A2P market hits $71.5B, AI routing is the new moat 🔥
Cytech put the global A2P market at $71.5B in 2024, headed to $96.7B by 2030 at a 5.4% CAGR. The bigger story buried in there: AI-driven routing is becoming the differentiator. Static least-cost routing tables are dead. Real-time, ML-based decisioning across deliverability, latency, and cost is now table stakes for anyone who wants to defend margins against grey routes and commodity pricing.
🏆 Winner of the Week: Google, who just inherited Samsung's entire RCS user base without firing a shot.
📉 Loser of the Week: SpaceX, who learned that spectrum doesn't care how many rockets you've launched.
📊 By the Numbers
- 10 weeks until Samsung Messages stops working. If you run a messaging product, your Samsung-specific QA matrix has an expiration date.
- $96.7B projected A2P market by 2030. SMS is supposedly dying every year, and yet the number keeps going up. Funny how that works.

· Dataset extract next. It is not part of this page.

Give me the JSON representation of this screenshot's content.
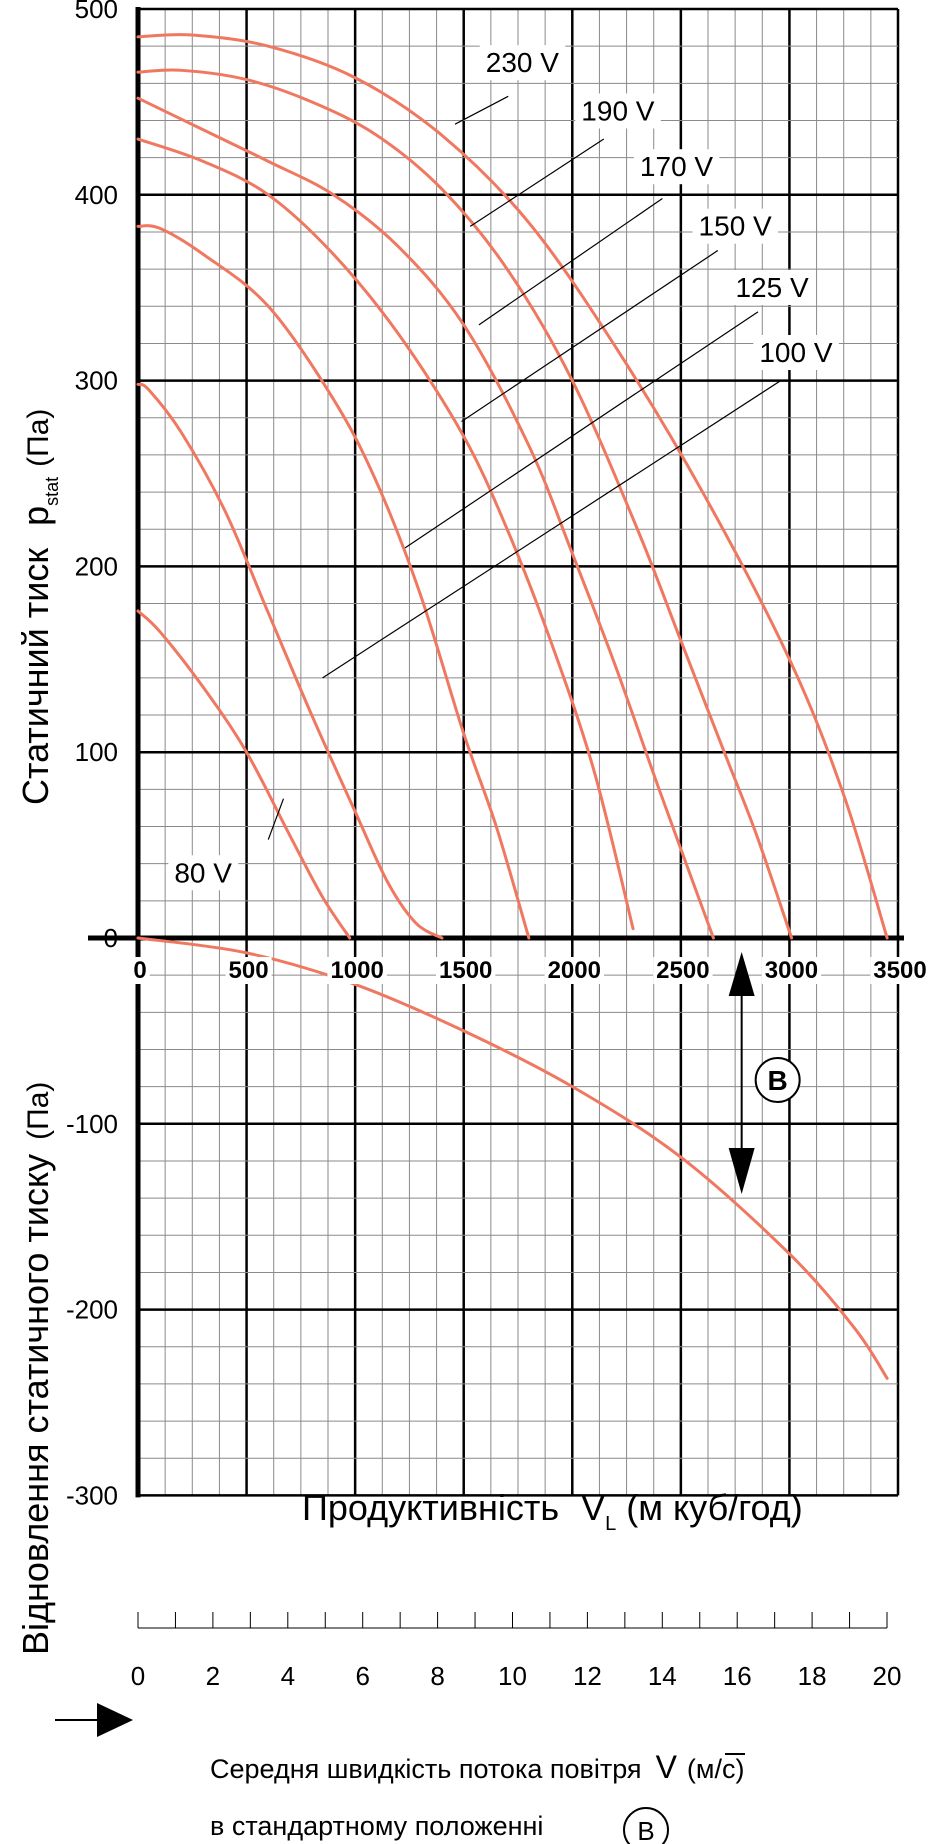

- 98% SMS open rate with a 90-second average response time. The reason every "SMS killer" gets killed by SMS.
🔮 What We're Watching
The TCPA petition pile at the FCC. Kelley Drye's latest tracker and Mintz's April roundup both flag a stack of pending petitions that could reshape consent revocation, prior express written consent rules, and platform liability. With a more activist FCC this year, expect movement. If you're a sender, your compliance team should be reading these monthly. Not skimming. Reading.
iOS 26.5 beta drops. The moment E2EE RCS lights up on iPhone in beta, every aggregator and brand needs to test what actually happens to their A2P traffic. Encryption changes everything from analytics to spam filtering.
💡 The Hot Take
Here's the through-line nobody's saying out loud this week: the messaging stack is consolidating into a duopoly faster than anyone wants to admit. Samsung walking away from its own client. Apple finally falling in line with the GSMA spec. SpaceX getting blocked from going around the carriers. What's left is Apple and Google running the rails, three U.S. carriers running the pipes, and everyone else, including every CPaaS, every brand, every aggregator, building on top of decisions made in Cupertino and Mountain View.

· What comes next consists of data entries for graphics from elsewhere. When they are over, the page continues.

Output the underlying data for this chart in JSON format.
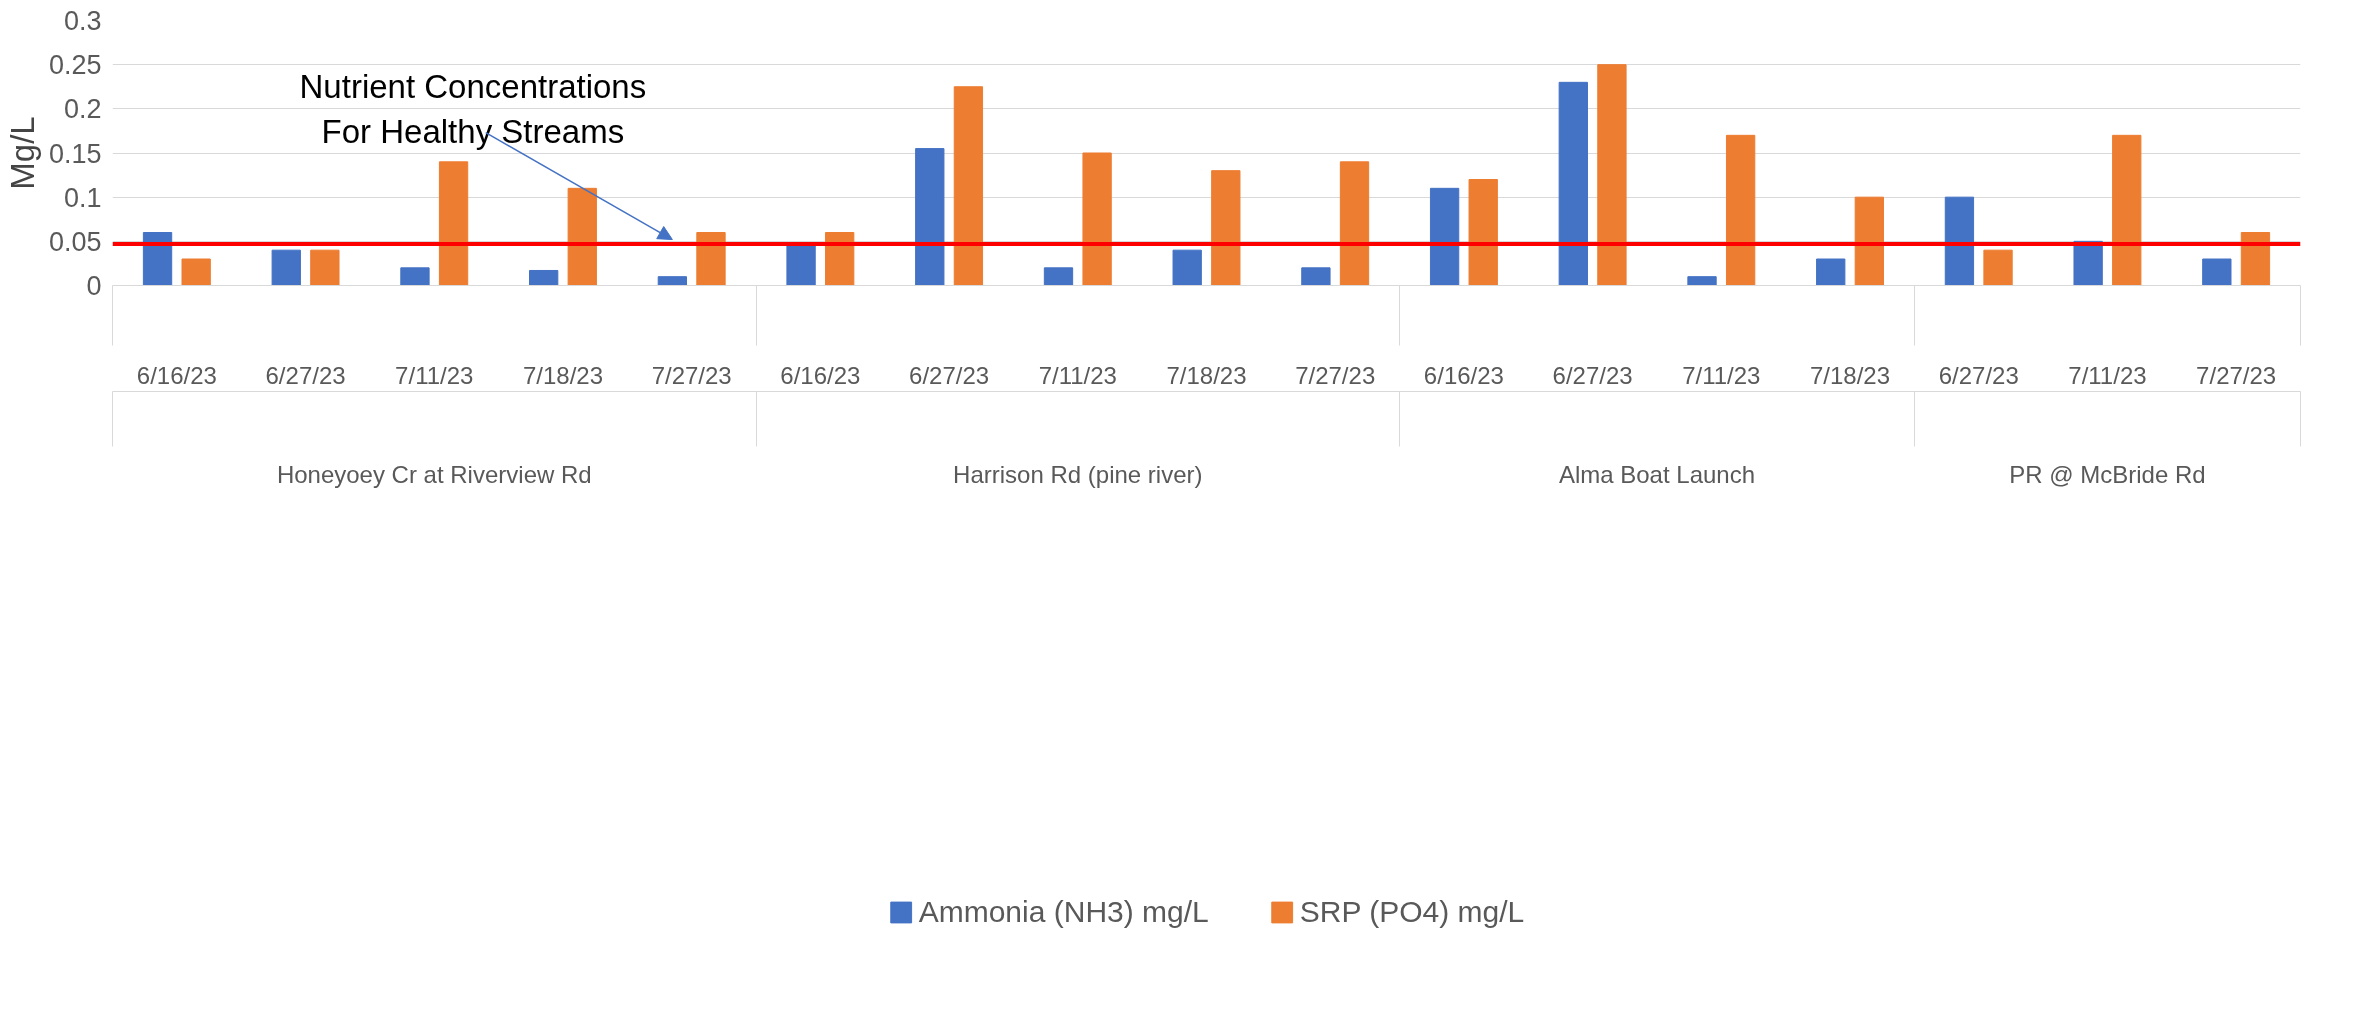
{
  "chart_data": {
    "type": "bar",
    "ylabel": "Mg/L",
    "categories": [
      "6/16/23",
      "6/27/23",
      "7/11/23",
      "7/18/23",
      "7/27/23",
      "6/16/23",
      "6/27/23",
      "7/11/23",
      "7/18/23",
      "7/27/23",
      "6/16/23",
      "6/27/23",
      "7/11/23",
      "7/18/23",
      "6/27/23",
      "7/11/23",
      "7/27/23"
    ],
    "series": [
      {
        "name": "Ammonia (NH3) mg/L",
        "color": "#4472c4",
        "values": [
          0.06,
          0.04,
          0.02,
          0.017,
          0.01,
          0.045,
          0.155,
          0.02,
          0.04,
          0.02,
          0.11,
          0.23,
          0.01,
          0.03,
          0.1,
          0.05,
          0.03
        ]
      },
      {
        "name": "SRP (PO4) mg/L",
        "color": "#ed7d31",
        "values": [
          0.03,
          0.04,
          0.14,
          0.11,
          0.06,
          0.06,
          0.225,
          0.15,
          0.13,
          0.14,
          0.12,
          0.25,
          0.17,
          0.1,
          0.04,
          0.17,
          0.06
        ]
      }
    ],
    "annotations": [
      "Honeyoey Cr at Riverview Rd",
      "Harrison Rd (pine river)",
      "Alma Boat Launch",
      "PR @ McBride Rd"
    ],
    "ref_lines": [
      {
        "axis": "y",
        "value": 0.047,
        "label": "Nutrient Concentrations\nFor Healthy Streams",
        "color": "#ff0000"
      }
    ],
    "ylim": [
      0,
      0.3
    ],
    "yticks": [
      0,
      0.05,
      0.1,
      0.15,
      0.2,
      0.25,
      0.3
    ],
    "grid": "y",
    "legend": "bottom"
  }
}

The bold prediction: by this time next year, Google will quietly raise RCS Business Messaging rates, and there will be nothing the industry can do about it because there's no second option. Samsung was the last fig leaf of platform competition on Android, and it just retired. The next decade of messaging isn't a story about new channels. It's a story about who owns the pipes you already use, and how much rent they're going to charge.
Bet accordingly. Build optionality. And maybe send a thank-you note to the carriers, because they're the only thing standing between you and an unchecked platform tax.